Author: Rachel Guerrera ’10

Since his arrival on campus, Coach Jeff Jackson has transformed Notre Dame hockey into one of the nation’s elite programs. The Irish icers have become a hot local ticket, too, often drawing sellout crowds to the rink inside the Joyce Center Fieldhouse.

The downside to the team’s sudden popularity is that not all fans have the chance to catch a game because of limited seating inside the lackluster arena. The University had planned to revamp the facility but instead announced last February that the hockey team would have a place to call its own. Plans call for a freestanding ice arena to be completed in time for the 2011-12 season, a move Jackson has called the “most important and missing piece of the puzzle to this hockey program.”

“We wanted something our students are going to be excited about, where people are going to feel good about coming and we won’t have to turn fans away,” he says.

Open to campus and community use, the new arena will seat some 5,000 fans. The space is badly needed. A year ago the team drew a standing-room-only crowd of 3,007 when it faced Michigan. Average attendance — 2,722 fans per game and growing — already exceeds seating capacity and is pushing the normal limits for standing areas. Players and coaches say they are proud of the trend and are looking forward to the roar of an additional 2,000 fans.

“I think we’ll be able to fill it, especially if we keep on bringing people into the building by how we play and by how we act,” says Jackson. “I think that being active on campus and in the community is about being more than just hockey players.”

And active they have been. Last season, the Irish welcomed fans to an outdoor practice at Merrifield Park in Mishawaka, followed by a meet-and-greet with the team. “Our guys do a nice job getting out in the community with local youth hockey programs,” says associate head coach Paul Pooley. “That’s motivating because we need to expand our horizons and get people excited.”

Groundbreaking for the state-of-the-art facility is set for the spring. The arena will contain two sheets of ice, including one of Olympic size, as well as administrative offices, locker room and both weight and cardio training facilities.

“It shows a level of commitment Notre Dame is making to the hockey team,” Pooley adds. “So people down the road say Notre Dame is serious about the game.”

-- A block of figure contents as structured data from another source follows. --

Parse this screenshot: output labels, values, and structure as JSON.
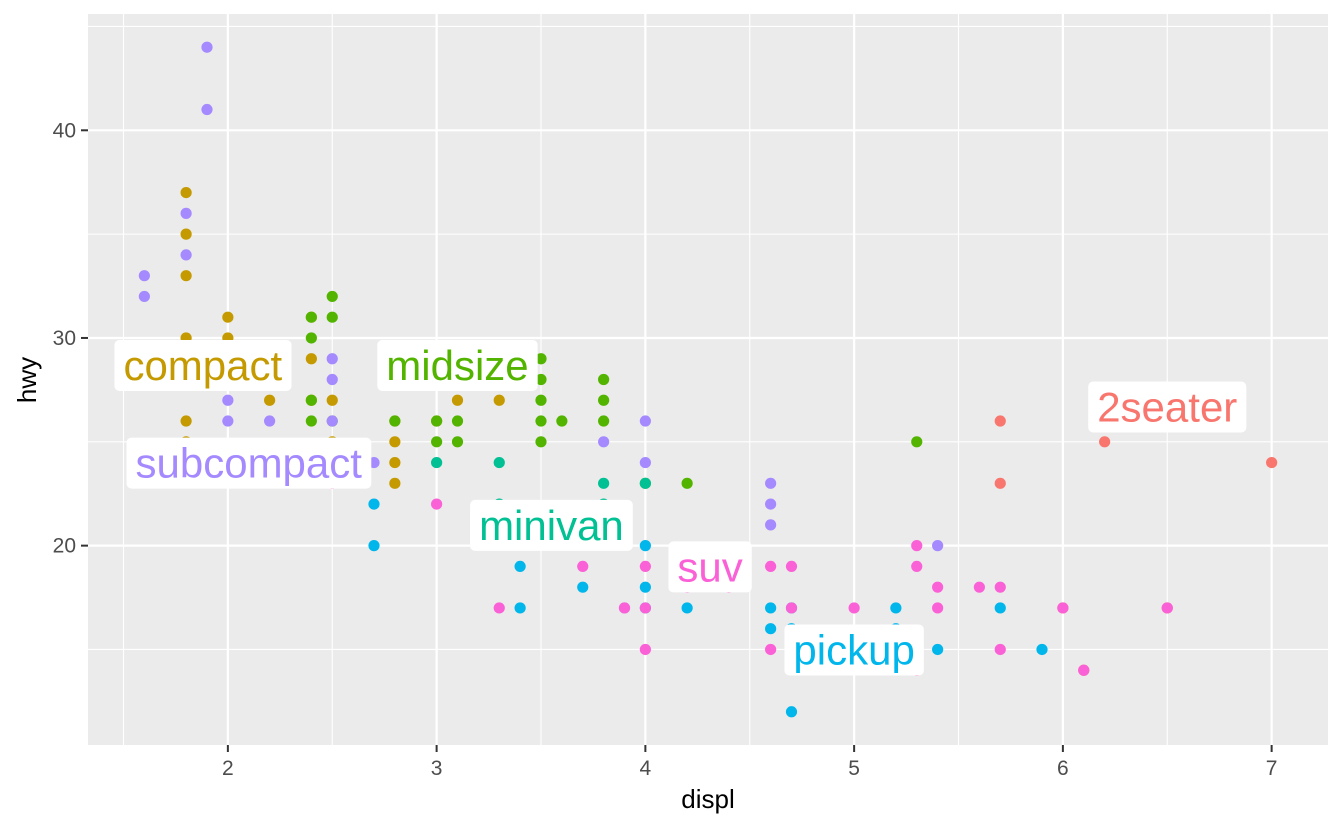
{
  "chart_data": {
    "type": "scatter",
    "title": "",
    "xlabel": "displ",
    "ylabel": "hwy",
    "xlim": [
      1.33,
      7.27
    ],
    "ylim": [
      10.4,
      45.6
    ],
    "x_ticks": [
      2,
      3,
      4,
      5,
      6,
      7
    ],
    "y_ticks": [
      20,
      30,
      40
    ],
    "grid": true,
    "legend": "none",
    "series": [
      {
        "name": "2seater",
        "color": "#F8766D",
        "points": [
          [
            5.7,
            26
          ],
          [
            5.7,
            23
          ],
          [
            6.2,
            26
          ],
          [
            6.2,
            25
          ],
          [
            7.0,
            24
          ],
          [
            6.1,
            14
          ],
          [
            6.0,
            17
          ],
          [
            6.5,
            17
          ]
        ]
      },
      {
        "name": "compact",
        "color": "#C49A00",
        "points": [
          [
            1.8,
            37
          ],
          [
            1.8,
            35
          ],
          [
            1.8,
            33
          ],
          [
            1.8,
            30
          ],
          [
            1.8,
            29
          ],
          [
            1.8,
            26
          ],
          [
            1.8,
            25
          ],
          [
            2.0,
            31
          ],
          [
            2.0,
            30
          ],
          [
            2.0,
            29
          ],
          [
            2.0,
            28
          ],
          [
            2.2,
            29
          ],
          [
            2.2,
            27
          ],
          [
            2.4,
            31
          ],
          [
            2.4,
            29
          ],
          [
            2.4,
            27
          ],
          [
            2.5,
            27
          ],
          [
            2.5,
            25
          ],
          [
            2.8,
            26
          ],
          [
            2.8,
            25
          ],
          [
            2.8,
            24
          ],
          [
            2.8,
            23
          ],
          [
            3.0,
            26
          ],
          [
            3.1,
            27
          ],
          [
            3.3,
            27
          ]
        ]
      },
      {
        "name": "midsize",
        "color": "#53B400",
        "points": [
          [
            1.8,
            29
          ],
          [
            2.0,
            29
          ],
          [
            2.0,
            28
          ],
          [
            2.4,
            31
          ],
          [
            2.4,
            30
          ],
          [
            2.4,
            27
          ],
          [
            2.4,
            26
          ],
          [
            2.5,
            32
          ],
          [
            2.5,
            31
          ],
          [
            2.5,
            26
          ],
          [
            2.8,
            26
          ],
          [
            3.0,
            26
          ],
          [
            3.0,
            25
          ],
          [
            3.1,
            26
          ],
          [
            3.1,
            25
          ],
          [
            3.3,
            28
          ],
          [
            3.5,
            29
          ],
          [
            3.5,
            28
          ],
          [
            3.5,
            27
          ],
          [
            3.5,
            26
          ],
          [
            3.5,
            25
          ],
          [
            3.6,
            26
          ],
          [
            3.8,
            28
          ],
          [
            3.8,
            27
          ],
          [
            3.8,
            26
          ],
          [
            4.0,
            23
          ],
          [
            4.2,
            23
          ],
          [
            5.3,
            25
          ]
        ]
      },
      {
        "name": "minivan",
        "color": "#00C094",
        "points": [
          [
            2.4,
            24
          ],
          [
            3.0,
            24
          ],
          [
            3.3,
            24
          ],
          [
            3.3,
            22
          ],
          [
            3.8,
            23
          ],
          [
            3.8,
            22
          ],
          [
            3.8,
            21
          ],
          [
            4.0,
            23
          ]
        ]
      },
      {
        "name": "pickup",
        "color": "#00B6EB",
        "points": [
          [
            2.7,
            22
          ],
          [
            2.7,
            20
          ],
          [
            3.4,
            19
          ],
          [
            3.4,
            17
          ],
          [
            3.7,
            18
          ],
          [
            4.0,
            20
          ],
          [
            4.0,
            18
          ],
          [
            4.0,
            17
          ],
          [
            4.2,
            17
          ],
          [
            4.6,
            17
          ],
          [
            4.6,
            16
          ],
          [
            4.7,
            17
          ],
          [
            4.7,
            16
          ],
          [
            4.7,
            12
          ],
          [
            5.2,
            17
          ],
          [
            5.2,
            16
          ],
          [
            5.4,
            15
          ],
          [
            5.7,
            17
          ],
          [
            5.9,
            15
          ]
        ]
      },
      {
        "name": "subcompact",
        "color": "#A58AFF",
        "points": [
          [
            1.6,
            33
          ],
          [
            1.6,
            32
          ],
          [
            1.6,
            29
          ],
          [
            1.8,
            36
          ],
          [
            1.8,
            34
          ],
          [
            1.9,
            44
          ],
          [
            1.9,
            41
          ],
          [
            2.0,
            27
          ],
          [
            2.0,
            26
          ],
          [
            2.2,
            26
          ],
          [
            2.5,
            29
          ],
          [
            2.5,
            28
          ],
          [
            2.5,
            26
          ],
          [
            2.7,
            24
          ],
          [
            3.8,
            25
          ],
          [
            4.0,
            26
          ],
          [
            4.0,
            24
          ],
          [
            4.6,
            23
          ],
          [
            4.6,
            22
          ],
          [
            4.6,
            21
          ],
          [
            5.4,
            20
          ],
          [
            3.9,
            17
          ]
        ]
      },
      {
        "name": "suv",
        "color": "#FB61D7",
        "points": [
          [
            2.5,
            24
          ],
          [
            2.5,
            23
          ],
          [
            3.0,
            22
          ],
          [
            3.3,
            17
          ],
          [
            3.7,
            19
          ],
          [
            3.9,
            17
          ],
          [
            4.0,
            19
          ],
          [
            4.0,
            17
          ],
          [
            4.0,
            15
          ],
          [
            4.2,
            18
          ],
          [
            4.4,
            18
          ],
          [
            4.6,
            19
          ],
          [
            4.6,
            15
          ],
          [
            4.7,
            19
          ],
          [
            4.7,
            17
          ],
          [
            4.7,
            15
          ],
          [
            5.0,
            17
          ],
          [
            5.3,
            20
          ],
          [
            5.3,
            19
          ],
          [
            5.3,
            15
          ],
          [
            5.3,
            14
          ],
          [
            5.4,
            18
          ],
          [
            5.4,
            17
          ],
          [
            5.6,
            18
          ],
          [
            5.7,
            18
          ],
          [
            5.7,
            15
          ],
          [
            6.1,
            14
          ],
          [
            6.0,
            17
          ],
          [
            6.5,
            17
          ]
        ]
      }
    ],
    "labels": [
      {
        "text": "2seater",
        "color": "#F8766D",
        "x": 6.5,
        "y": 26.7
      },
      {
        "text": "compact",
        "color": "#C49A00",
        "x": 1.88,
        "y": 28.7
      },
      {
        "text": "midsize",
        "color": "#53B400",
        "x": 3.1,
        "y": 28.7
      },
      {
        "text": "minivan",
        "color": "#00C094",
        "x": 3.55,
        "y": 21.0
      },
      {
        "text": "pickup",
        "color": "#00B6EB",
        "x": 5.0,
        "y": 15.0
      },
      {
        "text": "subcompact",
        "color": "#A58AFF",
        "x": 2.1,
        "y": 24.0
      },
      {
        "text": "suv",
        "color": "#FB61D7",
        "x": 4.31,
        "y": 19.0
      }
    ]
  }
}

Officials estimate that the yet-unnamed arena and its playing surface, the Charles W. “Lefty” Smith, Jr. Rink, will cost nearly $50 million. Smith retired in 1987 after 19 seasons as the modern varsity team’s first head coach. He helped produce six All-Americans and ended his tenure with 307 victories.

The plans for naming the new ice surface in honor of Smith were made possible by the Mary Jo and John Boler family of Inverness, Illinois; their daughter Jill Boler McCormack ’84 and her husband, Dan; and their son Matthew Boler ’88 and his wife, Christine. They were joined by the family of Mary Beth and Frank ’57 O’Brien of Albany, New York, whose six children all graduated from Notre Dame. The O’Brien’s late son, Frankie, played hockey and lacrosse for the Irish from 1984 to ’88.